Jakarta (ANTARA) - Gempa bumi yang mengguncang wilayah selatan Jawa Timur dengan magnitudo "update" 5,0 pada Selasa (27/7), pukul 23.21.51 WIB tepatnya di laut 94 km arah selatan Kota Pacitan, dekat dengan sumber gempa besar pada 1937.
"Lokasi sumber gempa Pacitan tadi malam sangat menarik karena berdekatan dengan sumber gempa besar yang merusak Pulau Jawa pada 27 September 1937," kata Koordinator Bidang Mitigasi Gempa bumi dan Tsunami Badan Meteorologi, Klimatologi, dan Geofisika (BMKG) Daryono di Jakarta, Rabu.
Dia menjelaskan dalam katalog sejarah gempa Jawa, pada 1937 terjadi gempa besar dengan dampak kerusakan mencapai skala intensitas VII-IX di Yogyakarta, Jawa Timur, dan Jawa Tengah hingga menyebabkan 2.200 rumah roboh dan beberapa orang meninggal.
Episenter gempa yang terjadi 84 tahun lalu itu terletak di laut pada jarak sekitar 113 km arah barat daya Kota Pacitan dengan guncangan terjauh dirasakan hingga Pulau Lombok.
Daryono menjelaskan gempa yang mengguncang Pacitan pada Selasa (27/7) malam itu, merupakan gempa kedalaman menengah akibat adanya deformasi batuan pada slab Lempeng Indo-Australia yang tersubduksi di selatan Jawa.
Tepatnya di zona transisi antara zona sumber gempa megathrust dan zona Benioff dengan mekanisme sumber menunjukkan pergerakan naik (thrust fault).
Guncangan gempa paling kuat dirasakan di Pacitan mencapai skala intensitas III-IV MMI yaitu bila pada siang hari dirasakan oleh orang banyak dalam rumah, guncangan juga dirasakan di Nganjuk, Karangkates, Blitar, Trenggalek dan Tulungagung III MMI yaitu getaran dirasakan nyata dalam rumah. Terasa getaran seakan-akan truk berlalu.

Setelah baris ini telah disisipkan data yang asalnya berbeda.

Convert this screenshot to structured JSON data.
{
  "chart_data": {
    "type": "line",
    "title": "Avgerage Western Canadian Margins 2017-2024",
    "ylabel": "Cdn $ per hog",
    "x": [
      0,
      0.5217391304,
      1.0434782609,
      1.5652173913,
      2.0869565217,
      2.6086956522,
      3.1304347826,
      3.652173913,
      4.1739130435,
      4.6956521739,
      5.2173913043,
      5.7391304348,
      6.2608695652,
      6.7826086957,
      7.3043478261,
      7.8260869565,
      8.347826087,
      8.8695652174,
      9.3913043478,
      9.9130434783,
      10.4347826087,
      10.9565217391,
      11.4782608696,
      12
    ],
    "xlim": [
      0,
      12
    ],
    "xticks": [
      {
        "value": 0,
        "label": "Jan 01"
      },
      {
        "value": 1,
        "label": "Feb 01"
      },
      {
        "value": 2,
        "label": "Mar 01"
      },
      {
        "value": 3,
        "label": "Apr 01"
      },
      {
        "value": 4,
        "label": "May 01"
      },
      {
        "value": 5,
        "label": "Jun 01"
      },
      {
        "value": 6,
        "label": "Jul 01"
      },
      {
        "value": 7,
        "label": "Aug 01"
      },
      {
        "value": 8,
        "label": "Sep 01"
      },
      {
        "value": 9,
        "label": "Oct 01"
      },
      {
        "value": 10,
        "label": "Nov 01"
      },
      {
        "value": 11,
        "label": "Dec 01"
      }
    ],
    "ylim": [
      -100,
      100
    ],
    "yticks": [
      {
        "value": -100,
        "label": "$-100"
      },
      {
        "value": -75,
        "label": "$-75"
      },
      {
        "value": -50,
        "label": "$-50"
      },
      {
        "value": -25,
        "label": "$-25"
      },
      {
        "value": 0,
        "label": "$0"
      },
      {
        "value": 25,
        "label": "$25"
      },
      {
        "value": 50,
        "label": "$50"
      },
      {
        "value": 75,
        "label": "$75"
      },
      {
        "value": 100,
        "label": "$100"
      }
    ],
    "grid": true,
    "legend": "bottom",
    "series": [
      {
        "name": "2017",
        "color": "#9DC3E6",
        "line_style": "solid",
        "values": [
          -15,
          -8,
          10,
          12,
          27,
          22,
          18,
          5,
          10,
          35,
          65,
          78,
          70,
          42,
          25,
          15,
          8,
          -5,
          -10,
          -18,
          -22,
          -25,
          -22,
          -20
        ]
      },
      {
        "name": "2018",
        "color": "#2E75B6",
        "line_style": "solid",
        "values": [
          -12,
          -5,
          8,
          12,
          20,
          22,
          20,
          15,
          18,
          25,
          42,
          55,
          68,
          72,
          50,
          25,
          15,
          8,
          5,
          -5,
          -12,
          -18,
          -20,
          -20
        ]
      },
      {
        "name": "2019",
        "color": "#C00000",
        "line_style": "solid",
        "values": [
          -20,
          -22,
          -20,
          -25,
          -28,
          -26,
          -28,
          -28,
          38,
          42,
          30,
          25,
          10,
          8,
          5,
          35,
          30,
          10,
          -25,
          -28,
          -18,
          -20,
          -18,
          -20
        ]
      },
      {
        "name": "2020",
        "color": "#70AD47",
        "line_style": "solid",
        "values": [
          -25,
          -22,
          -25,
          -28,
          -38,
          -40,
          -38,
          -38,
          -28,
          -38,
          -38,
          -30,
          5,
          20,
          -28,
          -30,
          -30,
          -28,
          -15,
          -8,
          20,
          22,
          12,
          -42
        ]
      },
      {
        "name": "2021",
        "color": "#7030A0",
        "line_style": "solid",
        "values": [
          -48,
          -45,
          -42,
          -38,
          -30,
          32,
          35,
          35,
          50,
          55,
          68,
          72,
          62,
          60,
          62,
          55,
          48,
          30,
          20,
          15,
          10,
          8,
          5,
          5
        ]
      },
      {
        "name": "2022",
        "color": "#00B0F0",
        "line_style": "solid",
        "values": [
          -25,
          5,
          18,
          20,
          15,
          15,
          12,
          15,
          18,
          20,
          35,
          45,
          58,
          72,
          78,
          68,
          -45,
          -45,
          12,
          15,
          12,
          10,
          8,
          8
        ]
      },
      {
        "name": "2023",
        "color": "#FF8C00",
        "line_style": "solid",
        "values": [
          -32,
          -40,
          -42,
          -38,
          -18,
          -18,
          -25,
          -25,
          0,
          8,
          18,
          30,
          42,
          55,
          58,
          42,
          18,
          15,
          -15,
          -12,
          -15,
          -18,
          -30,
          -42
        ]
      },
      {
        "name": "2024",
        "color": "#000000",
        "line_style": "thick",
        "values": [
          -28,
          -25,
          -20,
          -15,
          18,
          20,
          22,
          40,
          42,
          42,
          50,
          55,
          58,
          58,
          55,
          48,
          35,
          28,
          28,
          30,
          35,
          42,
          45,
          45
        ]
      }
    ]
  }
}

Selain itu, dirasakan juga di Kepanjen, Kendal, Madiun dan Gunung Kidul pada skala II MMI di mana getaran dirasakan oleh beberapa orang, benda-benda ringan yang digantung bergoyang.
"Hingga pagi ini belum ada laporan terkait dampak kerusakan yang ditimbulkan oleh kejadian gempa tersebut dan hasil pemodelan menunjukkan bahwa gempa ini tidak berpotensi tsunami. Hasil monitoring BMKG belum terjadi aktivitas gempa susulan (aftershock)," kata Daryono.